If you’d like us to pray for you, let us know. If you’d like us to write a prayer for you or for a concern you have and share it here, just ask. You don’t have to share your name if you don’t want to, and we won’t share it or any other identifying details about you here or elsewhere.
Today we pray for people who are targets of anti-Asian hate in the US and elsewhere.
Today we pray for all people who have been victimized by anti-Asian hate, especially ethnocentric attacks related to the spread of COVID-19. We pray especially for Chinese Americans, Chinese immigrants, and Chinese international students in the US.
We pray for those we don’t know and for those we do, including [names of people we know who have been victimized or who fear being victimized.]
We pray for people who have been traumatized by hate, harassment, discrimination, and abuse. We pray for them security, safety, peace of heart, the ability to forgive if they seek it, justice, and fairness.
We pray for those who live with the consequences of generations of oppression, those whose lives and whose family trees have been shaped by oppression. We pray for memories of connection and comfort.
We pray for those who live in fear of abuse because of their ethnicity or appearance. We pray for them bravery, protection, and friendship.
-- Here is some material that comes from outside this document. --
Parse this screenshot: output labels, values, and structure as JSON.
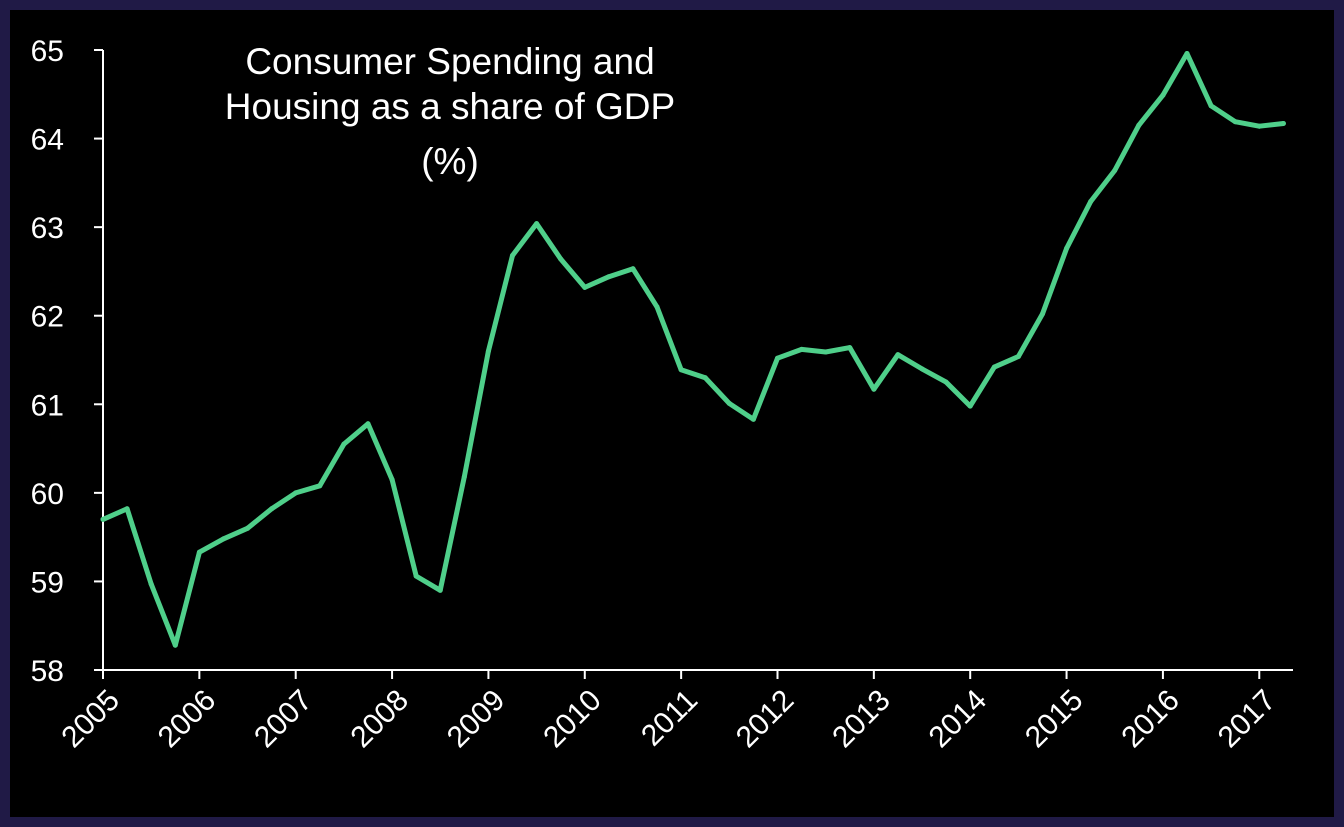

For those of us who live without such fear, we pray solidarity with those who suffer, the courage to intervene, and life-long commitments to justice.
We pray for perpetrators of hate, that they would be released from their fears and anger. We hope for them accountability, hearts ready for reconciliation, and opportunities for restitution.
We remember the cruel history of anti-Asian sentiment and policy in American history and recognize the ways that our nation has failed to provide safe haven for those in need or to live up to its promises to Asians and Asian Americans, including the internment of Japanese Americans and others during World War II. We seek correction of our collective past and present failures.
We are thankful for all people of Asian descent, strangers and friends, and hope for them safety and peace wherever they are.
Hung Liu’s Chinese Profile II (1998) shows the profile of a Chinese woman. She large earrings and her long hair is drawn up and held by an elaborate comb.